South Africa’s Victory Over Wales

Francois Steyn & Jacque Fourie

It’s been mentioned so many times but it needs to mentioned again after South Africa’s victory over Wales: the role that drop goals have played in World Cup games.

We tend to remember those kicks that won or (if missed) did not win finals or semi-finals. But their impact can have equally important effects, well before the big games.

The key example here was Jamie Priestland’s miss in front of the posts (one of three failed attempts on the night) for Wales against South Africa that might have completely changed the course of the finals part of the tournament.

A losing South Africa would then have been required to play (all things working out as expected, which might not happen) Australia in the quarter-finals instead of Ireland, with Australia’s projected opponent in the quarter-finals, Wales, of course being replaced by the Boks.

Whoever won that game, battered and bruised, would be likely to face England in the semi-finals a week later and then the All Blacks, again, assuming that other results go to the script.

Had the drop goal gone over, then, the chance of a Northern Hemisphere team making the final would have improved big time.
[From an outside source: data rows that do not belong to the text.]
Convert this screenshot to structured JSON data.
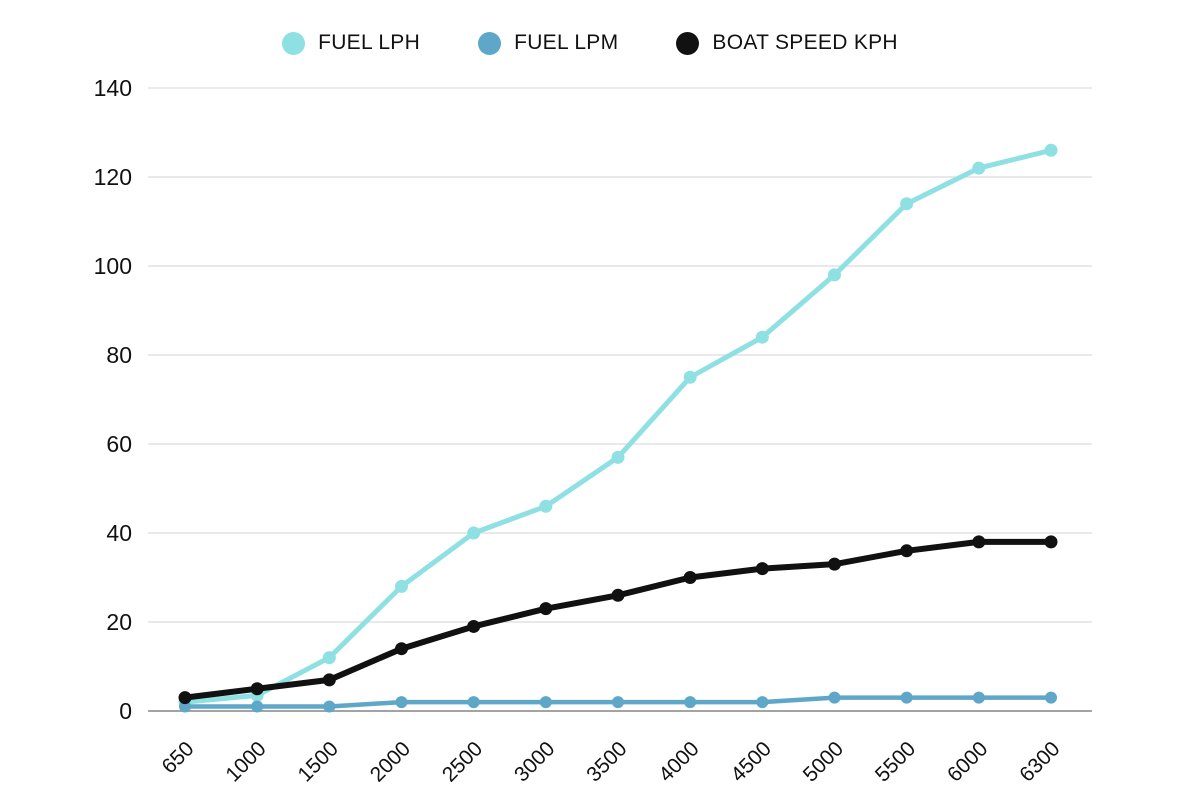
{
  "chart_data": {
    "type": "line",
    "title": "",
    "xlabel": "",
    "ylabel": "",
    "categories": [
      "650",
      "1000",
      "1500",
      "2000",
      "2500",
      "3000",
      "3500",
      "4000",
      "4500",
      "5000",
      "5500",
      "6000",
      "6300"
    ],
    "series": [
      {
        "name": "FUEL LPH",
        "color": "#8ee0e2",
        "line_width": 5,
        "point_radius": 6.5,
        "values": [
          2,
          3.5,
          12,
          28,
          40,
          46,
          57,
          75,
          84,
          98,
          114,
          122,
          126
        ]
      },
      {
        "name": "FUEL LPM",
        "color": "#5ea7c8",
        "line_width": 4.5,
        "point_radius": 6,
        "values": [
          1,
          1,
          1,
          2,
          2,
          2,
          2,
          2,
          2,
          3,
          3,
          3,
          3
        ]
      },
      {
        "name": "BOAT SPEED KPH",
        "color": "#111111",
        "line_width": 6,
        "point_radius": 6.5,
        "values": [
          3,
          5,
          7,
          14,
          19,
          23,
          26,
          30,
          32,
          33,
          36,
          38,
          38
        ]
      }
    ],
    "ylim": [
      0,
      140
    ],
    "ytick_step": 20,
    "ytick_labels": [
      "0",
      "20",
      "40",
      "60",
      "80",
      "100",
      "120",
      "140"
    ],
    "grid": true,
    "gridline_color": "#dcdcdc",
    "zero_axis_color": "#a3a3a3",
    "axis_text_color": "#111111",
    "x_label_rotation": -45,
    "legend_position": "top"
  }
}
While disastrous for South Africa and Australia, a Welsh win would have meant that New Zealand might (as before) have faced Argentina in the quarter-final, but then faced either Wales or Ireland in the semi-final, rather than South Africa.

Instead of playing a mini-Tri Nations tournament to win the World Cup, then, New Zealand might have faced Wales in the semi-final and then, say, England in the final.

Wales would have had to play Ireland in the quarter-finals and would probably have got to the semi-finals, their best result.

And then who would say that the All Blacks were beyond them? A Wales-England final?

Not likely, perhaps, but far less unlikely had Priestland dropped that goal.

It’s not only the Welsh who should be lamenting, and not only the South Africans who should be relieved.

As some sharp-eyed spectator will reply, the kick did not go over, and so all this is just hot air.

I don’t think so. The more important point to understand is that this is a tournament, rather than just a series of one-off games. Countless variables come into play, and that, what happens in, say Wellington on the first weekend in August, can affect who becomes World Cup holder for the next four years.

One small initial change that slightly changes the surroundings immediately around it, can lead to a cumulative series of changes that might end in a tornado.

Once the tournament is over and the winning team known, we’re likely to forget how many other possibilities might have occurred as a result of such events.

But Saturday showed the impossibility of picking winners at this early stage.